Ukraine’s Vladimir Zelensky should not “give ultimatums” to the EU over the country’s membership in the bloc, Luxembourgish Foreign Minister Xavier Bettel told reporters on Thursday.
Days earlier, the Ukrainian leader said he expects his country to be admitted to the EU by 2027, as part of a US-backed peace deal.
“I’m sorry, I told him…several times ‘don’t give ultimatums. It’s not in your interest’,” Bettel told journalists in Brussels.
“The fact is there are rules, they have the Copenhagen criteria and we need to fulfill them,” he said. The ‘Copenhagen criteria’ require an EU aspirant nation to have stable democratic institutions, a competitive market economy, and the bloc’s extensive body of law implemented.
Bettel also expressed concern that despite bloc membership being mentioned as part of a settlement of the Ukraine conflict, the EU is being sidelined from the peace talks.
“They are around the table and we are not… I think we are waiting outside for the bill without being around the table.”
According to Zelensky, Ukraine will be fully ready to join the EU by next year.
“We want a specific date in our treaty on ending the war,” he said on Sunday, days after a controversial speech in Davos in which he ridiculed the bloc as indecisive and incapable of defending itself without help from Washington.
Ukraine’s EU accession is reportedly being discussed as part of a US-brokered peace deal, which also includes an $800 billion post-war reconstruction plan circulated to bloc members last week.
However, multiple member states have rejected the idea of fast-tracking Ukraine’s candidate status into full membership.
“Ukraine’s accession on January 1, 2027, is out of the question.
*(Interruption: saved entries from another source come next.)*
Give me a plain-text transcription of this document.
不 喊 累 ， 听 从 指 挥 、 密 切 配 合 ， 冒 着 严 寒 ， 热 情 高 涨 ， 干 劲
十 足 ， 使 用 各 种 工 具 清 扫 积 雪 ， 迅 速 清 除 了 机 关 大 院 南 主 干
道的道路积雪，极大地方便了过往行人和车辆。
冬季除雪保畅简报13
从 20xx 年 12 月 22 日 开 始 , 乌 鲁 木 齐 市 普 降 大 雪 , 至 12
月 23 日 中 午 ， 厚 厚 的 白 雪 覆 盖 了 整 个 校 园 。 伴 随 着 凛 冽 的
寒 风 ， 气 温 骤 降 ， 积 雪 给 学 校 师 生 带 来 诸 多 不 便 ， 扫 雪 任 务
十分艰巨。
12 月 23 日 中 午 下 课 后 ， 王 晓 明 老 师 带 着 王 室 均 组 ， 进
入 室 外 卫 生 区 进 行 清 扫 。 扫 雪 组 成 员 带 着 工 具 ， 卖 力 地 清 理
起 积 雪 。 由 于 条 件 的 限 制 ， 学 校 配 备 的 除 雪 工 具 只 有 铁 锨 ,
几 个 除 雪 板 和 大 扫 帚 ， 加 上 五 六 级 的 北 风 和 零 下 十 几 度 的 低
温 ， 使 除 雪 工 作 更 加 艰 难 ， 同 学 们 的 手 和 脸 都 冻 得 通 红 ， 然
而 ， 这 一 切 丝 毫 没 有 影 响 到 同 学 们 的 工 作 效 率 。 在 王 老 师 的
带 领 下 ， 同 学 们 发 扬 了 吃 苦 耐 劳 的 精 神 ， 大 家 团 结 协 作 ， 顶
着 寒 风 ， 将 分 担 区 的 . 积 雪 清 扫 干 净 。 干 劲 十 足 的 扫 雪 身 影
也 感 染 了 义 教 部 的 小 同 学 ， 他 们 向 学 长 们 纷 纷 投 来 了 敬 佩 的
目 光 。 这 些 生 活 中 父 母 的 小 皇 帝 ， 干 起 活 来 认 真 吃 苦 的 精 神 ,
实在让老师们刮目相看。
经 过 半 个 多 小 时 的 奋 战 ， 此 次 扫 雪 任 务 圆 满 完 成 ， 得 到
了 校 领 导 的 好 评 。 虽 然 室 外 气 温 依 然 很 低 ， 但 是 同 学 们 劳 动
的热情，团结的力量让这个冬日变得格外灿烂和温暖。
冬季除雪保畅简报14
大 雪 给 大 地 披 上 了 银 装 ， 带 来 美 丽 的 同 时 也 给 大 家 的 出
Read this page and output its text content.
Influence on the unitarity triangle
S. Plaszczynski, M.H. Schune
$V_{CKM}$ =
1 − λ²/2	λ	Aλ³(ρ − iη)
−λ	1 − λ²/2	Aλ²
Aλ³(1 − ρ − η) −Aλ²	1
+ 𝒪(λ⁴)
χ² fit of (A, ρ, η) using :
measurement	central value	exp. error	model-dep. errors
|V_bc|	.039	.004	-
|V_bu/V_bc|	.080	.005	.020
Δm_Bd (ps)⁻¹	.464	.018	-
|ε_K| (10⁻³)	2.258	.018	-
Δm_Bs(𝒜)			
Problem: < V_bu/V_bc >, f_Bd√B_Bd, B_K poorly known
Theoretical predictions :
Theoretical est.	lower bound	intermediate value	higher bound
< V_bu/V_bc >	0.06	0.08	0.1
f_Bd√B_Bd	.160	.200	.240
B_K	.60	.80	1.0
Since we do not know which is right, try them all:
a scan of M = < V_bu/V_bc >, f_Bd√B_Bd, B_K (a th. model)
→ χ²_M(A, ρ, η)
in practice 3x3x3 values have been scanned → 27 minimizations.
It is not possible,” German Chancellor Friedrich Merz said on Wednesday, adding that it would take the country “several years” to meet the membership criteria.
Hungarian Prime Minister Viktor Orban stressed that his country’s parliament would not vote to allow accession “in the next hundred years.”
Moscow has said it has no objections to Ukraine seeking EU membership. However, Foreign Minister Sergey Lavrov has condemned what he described as the EU’s transition into an “aggressive military bloc.”
Ukraine’s ambition to join NATO has remained a red line for Russia and one of the underlying causes of the ongoing conflict.